Consider the following result:
Proposition: If $\Delta\ne0$ is an $n$-dimensional determinant function on $E$ (that is, $\Delta:E^n\to\Gamma$ is multilinear and alternating), then for any $(n-1)$-dimensional determinant function $\Phi:E^{n-1}\to\Gamma$ on $E$, there is a unique vector $h\in E$ with $$\Phi(x_1,\ldots,x_{n-1})=\Delta(h,x_1,\ldots,x_{n-1})$$ for all $x_1,\ldots,x_{n-1}\in E$. In other words, $\Phi=i_A(h)\Delta$ where $i_A(h):A^n(E)\to A^{n-1}(E)$ denotes the substitution operator on alternating multilinear functions.
This result explains important properties of determinants like the cofactor expansion, and has a natural geometric interpretation--it tells us for example that measuring oriented area in planes in $\mathbb{R}^3$ is (numerically) equivalent to measuring oriented volume relative to a fixed vector.
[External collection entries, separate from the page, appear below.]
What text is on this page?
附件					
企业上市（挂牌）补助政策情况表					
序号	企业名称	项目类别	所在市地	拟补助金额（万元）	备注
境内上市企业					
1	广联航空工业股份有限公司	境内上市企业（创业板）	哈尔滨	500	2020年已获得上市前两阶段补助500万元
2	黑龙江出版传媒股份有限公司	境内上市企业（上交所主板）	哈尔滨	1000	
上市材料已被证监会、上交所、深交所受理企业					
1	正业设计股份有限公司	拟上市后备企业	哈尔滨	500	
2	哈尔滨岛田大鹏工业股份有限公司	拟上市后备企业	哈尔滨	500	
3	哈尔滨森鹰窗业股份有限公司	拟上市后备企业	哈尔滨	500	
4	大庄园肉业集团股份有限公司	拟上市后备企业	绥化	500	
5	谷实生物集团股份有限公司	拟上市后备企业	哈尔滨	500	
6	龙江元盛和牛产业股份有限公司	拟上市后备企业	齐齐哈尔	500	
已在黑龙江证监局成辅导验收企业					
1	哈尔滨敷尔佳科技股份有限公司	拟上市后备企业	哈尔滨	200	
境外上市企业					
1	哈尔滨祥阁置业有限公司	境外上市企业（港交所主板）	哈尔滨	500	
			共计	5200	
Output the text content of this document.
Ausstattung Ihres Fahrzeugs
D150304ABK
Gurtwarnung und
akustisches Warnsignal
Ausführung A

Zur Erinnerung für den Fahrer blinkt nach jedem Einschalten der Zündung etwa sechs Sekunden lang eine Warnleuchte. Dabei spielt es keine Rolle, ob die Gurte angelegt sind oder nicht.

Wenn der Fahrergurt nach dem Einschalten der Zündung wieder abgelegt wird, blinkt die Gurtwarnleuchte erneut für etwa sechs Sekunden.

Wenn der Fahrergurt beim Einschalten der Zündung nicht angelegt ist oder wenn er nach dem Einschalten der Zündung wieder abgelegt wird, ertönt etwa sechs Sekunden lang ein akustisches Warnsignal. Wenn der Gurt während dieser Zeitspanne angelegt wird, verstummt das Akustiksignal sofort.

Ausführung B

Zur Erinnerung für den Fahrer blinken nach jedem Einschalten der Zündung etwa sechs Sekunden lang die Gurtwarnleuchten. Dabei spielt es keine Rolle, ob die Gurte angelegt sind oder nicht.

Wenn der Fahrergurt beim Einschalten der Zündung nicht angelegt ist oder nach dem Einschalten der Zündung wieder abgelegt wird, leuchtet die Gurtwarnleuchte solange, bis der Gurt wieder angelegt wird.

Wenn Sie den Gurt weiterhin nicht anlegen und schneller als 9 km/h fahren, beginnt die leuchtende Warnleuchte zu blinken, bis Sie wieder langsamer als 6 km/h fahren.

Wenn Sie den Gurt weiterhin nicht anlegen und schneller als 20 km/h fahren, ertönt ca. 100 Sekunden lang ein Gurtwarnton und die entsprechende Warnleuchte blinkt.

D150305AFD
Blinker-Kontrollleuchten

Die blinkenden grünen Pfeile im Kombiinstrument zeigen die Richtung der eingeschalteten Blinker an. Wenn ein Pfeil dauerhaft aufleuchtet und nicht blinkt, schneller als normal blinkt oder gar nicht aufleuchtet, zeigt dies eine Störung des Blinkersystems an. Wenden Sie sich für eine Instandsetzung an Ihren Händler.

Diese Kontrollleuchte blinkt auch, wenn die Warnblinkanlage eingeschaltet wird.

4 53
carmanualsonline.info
I'm interested in finding a more abstract and general statement and proof of this result in the language of exterior algebra. So far I have obtained the following result by considering the isomorphism $A(E)\cong\bigwedge E^*$:
Proposition: If $v^*\in\bigwedge^n E^*$ and $v^*\ne 0$, then for any $u^*\in\bigwedge^{n-1}E^*$ there is a unique vector $h\in E$ with $i(h)v^*=u^*$, where $i(h):\bigwedge^n E^*\to\bigwedge^{n-1}E^*$ is the insertion operator dual to the left multiplication operator $\mu(h)$: $$\langle i(h)v^*,u\rangle=\langle v^*,\mu(h)u\rangle=\langle v^*,h\wedge u\rangle\qquad(u\in\textstyle\bigwedge^{n-1}E)$$ Proof: If $u^*=0$, we take $h=0$. If $u^*\ne 0$, then since $u^*$ has degree $n-1$ it is decomposable and we may write $$u^*=x^*_1\wedge\cdots\wedge x^*_{n-1}\qquad(x^*_i\in E^*)$$ Fix $h^*\in E^*$ with $v^*=h^*\wedge u^*$. Let $F^*$ be the span of $x^*_1,\ldots,x^*_{n-1}$, and let $h$ be the basis vector of $(F^*)^{\perp}$ in $E$ with $$i(h)h^*=\langle h^*,h\rangle=1$$ Since $i(h)$ is an antiderivation with respect to the canonical involution in $\bigwedge E^*$, it follows that $$i(h)v^*=i(h)(h^*\wedge u^*)=i(h)h^*\wedge u^*-h^*\wedge i(h)u^*=u^*$$ The uniqueness of $h$ is clear.
Questions: Is this right? Is there a "better" version?